His modernized version of the fable of the Emperor goes as follows:
Many years ago, there lived some physicists who cared much about the uniqueness of their theories. One day they heard from two swindlers that they could make the finest theory which was absolutely unique. This uniqueness, they said, also had the special capability that it was invisible to anyone who was stupid enough to accept anthropic thinking.
Of course, all the townspeople wildly praised the magnificent unique theory, afraid to admit that anthropic thoughts were inevitable, until Lenny Susskind shouted:
“String theory has an anthropic landscape”
It’s not clear who he would identify as the “two swindlers”….
According to Schellekens, the “string vacuum revolution” is on a par with the other string theory revolutions, but most people prefer to overlook it, since it has been a “slow revolution”, taking from 1986-2006. The earliest indications he finds is in Andy Strominger’s 1986 paper “Calabi-Yau manifolds with Torsion”, where he writes:
All predictive power seems to have been lost.
and in one of his own papers from 1986 where the existence of 101500 different compactifications is pointed out.

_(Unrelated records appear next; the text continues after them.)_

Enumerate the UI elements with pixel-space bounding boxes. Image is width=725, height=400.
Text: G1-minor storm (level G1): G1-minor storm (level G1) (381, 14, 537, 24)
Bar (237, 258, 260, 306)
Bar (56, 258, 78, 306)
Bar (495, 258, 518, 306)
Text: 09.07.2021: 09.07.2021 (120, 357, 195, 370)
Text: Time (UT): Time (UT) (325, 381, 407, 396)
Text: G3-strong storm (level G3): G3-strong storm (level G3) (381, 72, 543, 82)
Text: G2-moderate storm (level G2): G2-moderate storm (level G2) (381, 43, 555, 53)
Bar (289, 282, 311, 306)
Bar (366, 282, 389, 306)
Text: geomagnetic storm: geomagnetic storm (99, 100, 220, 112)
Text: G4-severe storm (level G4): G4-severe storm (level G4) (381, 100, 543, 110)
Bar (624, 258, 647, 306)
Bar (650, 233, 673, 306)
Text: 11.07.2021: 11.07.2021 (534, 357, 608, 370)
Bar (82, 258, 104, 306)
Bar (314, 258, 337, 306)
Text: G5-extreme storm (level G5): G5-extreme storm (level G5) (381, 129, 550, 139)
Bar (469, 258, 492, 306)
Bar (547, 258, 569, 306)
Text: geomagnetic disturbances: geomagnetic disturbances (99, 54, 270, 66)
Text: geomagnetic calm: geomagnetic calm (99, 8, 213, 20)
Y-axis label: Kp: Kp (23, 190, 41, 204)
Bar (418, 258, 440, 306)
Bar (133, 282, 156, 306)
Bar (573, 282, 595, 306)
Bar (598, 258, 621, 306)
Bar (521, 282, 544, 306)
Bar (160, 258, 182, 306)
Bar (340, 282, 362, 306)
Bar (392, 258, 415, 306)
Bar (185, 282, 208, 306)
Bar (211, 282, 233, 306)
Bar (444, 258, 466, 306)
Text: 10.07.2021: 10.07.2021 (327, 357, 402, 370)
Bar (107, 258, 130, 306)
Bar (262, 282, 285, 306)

Schellekens claims that “string theory has never looked better”, but he completely ignores the main question here, the one identified by Strominger in 1986 right at the beginning. If all predictive power is lost, your theory is worthless and no longer science. What anthropic landscape proponents like him need to do is to show that Strominger was wrong; that while string theory seems to have lost all predictive power, this is a mistake and there really is some way to calculate something that will give a solid, testable prediction of the theory. The String Vacuum Project is an attempt to do this, but there is no evidence beyond wishful thinking that it can lead to a real prediction. Schellekens has worked on producing lots of vacua and describing them in a “String Vacuum Markup Language”, and in his slides describes one construction that involves 45761187347637742772 possibilities. These possibilities can be analyzed to see if they contain the SM gauge groups and known particle representations, but this is a small number of discrete constraints and there is no problem to satisfy them. The problem is that one typically gets lots and lots of other stuff, and while one would like to use this to predict beyond-the-SM phenomena, there is no way to do this due to the astronomically large number of possibilities.
He lists goals for the future (“Explore unknown regions of the landscape”, “Establish the likelihood of SM features”, “Convince ourselves that the standard model is a plausible vacuum”), but none of these constitutes anything like a conventional scientific prediction that would allow one to test to see if what one is doing has any relation to reality. In the end, he comes up with the only real argument for the String Vacuum Project and other landscape research, that of wishful thinking:
… and maybe we get lucky.
Update: There’s a story about the String Vacuum Project in this week’s Nature by Geoff Brumfiel. It includes skeptical comments from Seiberg and yours truly, as well as Gordon Kane’s claim that:
evidence supporting string theory could emerge “within a few weeks” of the [LHC]’s start-up.
Update: At the blog Evolving Thoughts, there’s a discussion of whether theoretical physicists have now taken up a “stamp-collecting” model of how to do science. I point out that this is stamp-collecting done by people who don’t have any stamps, just some very speculative ideas about what stamps might look like.